Malgré ces résultats impressionnants, il reste des défis à relever. L’accès au crédit, les retards dans l’obtention du matériel et la volatilité des marchés agricoles continuent de freiner les progrès. La FAO mène des études de marché, améliore la mise en commun des informations sur les prix et favorise l’esprit d’entreprise des agriculteurs pour remédier à ces problèmes.
«Avec l’aide et les ressources appropriées, la transformation n’est pas seulement possible, elle est inévitable», dit Vincent Martin, Directeur du Bureau de l’innovation de la FAO. «Même dans les environnements les plus difficiles, les agriculteurs peuvent surmonter les épreuves et travailler dur pour s’en sortir, et ouvrir ainsi la voie vers un avenir plus radieux pour leurs familles et leurs communautés.»
Ainsi, Jacqueline a transformé son exploitation en entreprise prospère. «Je pensais que mes enfants devraient batailler comme j’ai dû le faire», raconte-t-elle. «Aujourd’hui, je sais qu’un avenir meilleur les attend.»

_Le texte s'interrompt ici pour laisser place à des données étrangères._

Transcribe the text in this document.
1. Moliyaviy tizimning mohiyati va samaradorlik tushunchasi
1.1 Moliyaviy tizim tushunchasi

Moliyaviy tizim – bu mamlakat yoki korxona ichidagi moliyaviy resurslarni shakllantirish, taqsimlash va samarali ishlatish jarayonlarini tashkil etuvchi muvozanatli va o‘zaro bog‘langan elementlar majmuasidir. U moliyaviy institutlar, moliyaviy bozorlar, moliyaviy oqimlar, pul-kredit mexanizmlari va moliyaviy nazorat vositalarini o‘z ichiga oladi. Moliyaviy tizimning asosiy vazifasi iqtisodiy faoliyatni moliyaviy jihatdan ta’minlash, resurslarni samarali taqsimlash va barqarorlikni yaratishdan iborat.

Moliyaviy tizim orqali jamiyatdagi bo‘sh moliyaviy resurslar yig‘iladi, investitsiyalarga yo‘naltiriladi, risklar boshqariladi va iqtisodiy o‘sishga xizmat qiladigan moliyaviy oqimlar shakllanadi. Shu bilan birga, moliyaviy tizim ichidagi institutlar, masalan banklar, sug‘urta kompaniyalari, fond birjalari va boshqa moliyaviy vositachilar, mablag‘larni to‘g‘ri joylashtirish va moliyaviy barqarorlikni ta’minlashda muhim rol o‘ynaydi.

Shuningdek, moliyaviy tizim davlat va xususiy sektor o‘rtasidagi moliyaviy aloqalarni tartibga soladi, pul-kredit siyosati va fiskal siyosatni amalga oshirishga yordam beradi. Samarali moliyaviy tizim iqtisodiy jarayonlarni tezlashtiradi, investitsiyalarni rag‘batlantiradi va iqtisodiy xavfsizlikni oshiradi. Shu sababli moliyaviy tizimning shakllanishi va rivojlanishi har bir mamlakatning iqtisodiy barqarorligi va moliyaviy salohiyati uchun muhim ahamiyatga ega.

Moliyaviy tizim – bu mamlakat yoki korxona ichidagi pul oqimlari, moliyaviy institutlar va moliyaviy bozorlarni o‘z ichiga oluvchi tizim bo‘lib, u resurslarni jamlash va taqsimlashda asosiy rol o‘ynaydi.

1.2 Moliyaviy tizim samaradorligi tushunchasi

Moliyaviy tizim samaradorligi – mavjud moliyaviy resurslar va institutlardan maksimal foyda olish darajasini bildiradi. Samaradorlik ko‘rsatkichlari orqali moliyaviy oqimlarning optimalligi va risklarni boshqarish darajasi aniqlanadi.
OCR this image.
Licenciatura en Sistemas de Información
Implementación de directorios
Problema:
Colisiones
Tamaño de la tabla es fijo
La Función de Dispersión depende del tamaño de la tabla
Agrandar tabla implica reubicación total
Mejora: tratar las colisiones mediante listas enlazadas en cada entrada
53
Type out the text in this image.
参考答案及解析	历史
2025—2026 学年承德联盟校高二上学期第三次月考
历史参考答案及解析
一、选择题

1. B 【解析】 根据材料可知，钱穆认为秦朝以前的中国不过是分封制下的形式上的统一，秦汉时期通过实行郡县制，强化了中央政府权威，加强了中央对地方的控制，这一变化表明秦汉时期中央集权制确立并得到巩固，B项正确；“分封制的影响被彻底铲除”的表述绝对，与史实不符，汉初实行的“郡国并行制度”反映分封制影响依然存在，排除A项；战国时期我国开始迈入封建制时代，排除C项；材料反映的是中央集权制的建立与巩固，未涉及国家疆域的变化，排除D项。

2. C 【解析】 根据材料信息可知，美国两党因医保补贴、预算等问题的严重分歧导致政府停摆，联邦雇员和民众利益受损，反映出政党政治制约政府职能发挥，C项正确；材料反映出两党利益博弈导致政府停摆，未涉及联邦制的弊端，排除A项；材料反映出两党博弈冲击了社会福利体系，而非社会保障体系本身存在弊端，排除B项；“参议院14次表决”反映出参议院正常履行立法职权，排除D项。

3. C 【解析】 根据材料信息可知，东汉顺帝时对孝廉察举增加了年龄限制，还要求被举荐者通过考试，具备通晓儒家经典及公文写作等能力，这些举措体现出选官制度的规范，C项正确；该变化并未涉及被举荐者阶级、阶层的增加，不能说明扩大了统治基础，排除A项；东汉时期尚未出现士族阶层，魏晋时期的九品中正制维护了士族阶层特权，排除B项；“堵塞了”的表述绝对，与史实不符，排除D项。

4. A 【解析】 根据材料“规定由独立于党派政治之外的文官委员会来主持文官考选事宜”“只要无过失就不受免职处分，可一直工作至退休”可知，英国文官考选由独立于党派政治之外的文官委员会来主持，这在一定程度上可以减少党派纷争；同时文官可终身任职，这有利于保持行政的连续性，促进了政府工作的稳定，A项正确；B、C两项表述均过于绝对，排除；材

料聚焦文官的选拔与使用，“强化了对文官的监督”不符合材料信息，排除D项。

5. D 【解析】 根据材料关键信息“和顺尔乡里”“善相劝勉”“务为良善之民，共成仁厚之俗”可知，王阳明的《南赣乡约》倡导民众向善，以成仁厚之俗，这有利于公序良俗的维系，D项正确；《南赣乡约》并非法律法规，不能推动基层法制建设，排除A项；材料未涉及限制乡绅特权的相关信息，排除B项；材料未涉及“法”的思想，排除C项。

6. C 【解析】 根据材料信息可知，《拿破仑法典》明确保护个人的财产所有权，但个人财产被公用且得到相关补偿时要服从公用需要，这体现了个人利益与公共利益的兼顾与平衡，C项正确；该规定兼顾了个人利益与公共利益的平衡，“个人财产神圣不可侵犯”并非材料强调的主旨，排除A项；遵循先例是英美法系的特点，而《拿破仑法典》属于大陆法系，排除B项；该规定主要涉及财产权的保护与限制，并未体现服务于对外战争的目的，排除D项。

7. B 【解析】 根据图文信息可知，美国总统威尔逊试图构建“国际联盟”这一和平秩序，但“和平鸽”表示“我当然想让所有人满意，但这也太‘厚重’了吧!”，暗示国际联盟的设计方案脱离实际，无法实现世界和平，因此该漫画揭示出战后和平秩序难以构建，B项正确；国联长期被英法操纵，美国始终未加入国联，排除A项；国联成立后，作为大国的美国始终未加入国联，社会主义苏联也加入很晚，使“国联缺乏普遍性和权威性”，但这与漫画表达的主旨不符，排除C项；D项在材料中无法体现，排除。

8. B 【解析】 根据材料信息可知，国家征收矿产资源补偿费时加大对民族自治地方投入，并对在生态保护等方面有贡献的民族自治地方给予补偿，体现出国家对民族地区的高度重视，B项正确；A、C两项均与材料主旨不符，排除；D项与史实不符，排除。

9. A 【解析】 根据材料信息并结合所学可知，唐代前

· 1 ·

Les activités menées par la FAO au Burundi ne concernent pas seulement la production agricole, elles ont aussi pour objectif de bâtir des communautés résilientes capables de relever les défis économiques et environnementaux. Les agriculteurs de la province de Gitega sont aujourd’hui à la tête d’un mouvement de redynamisation de l’agriculture au Burundi. Avec l’aide appropriée, la transformation est toujours possible.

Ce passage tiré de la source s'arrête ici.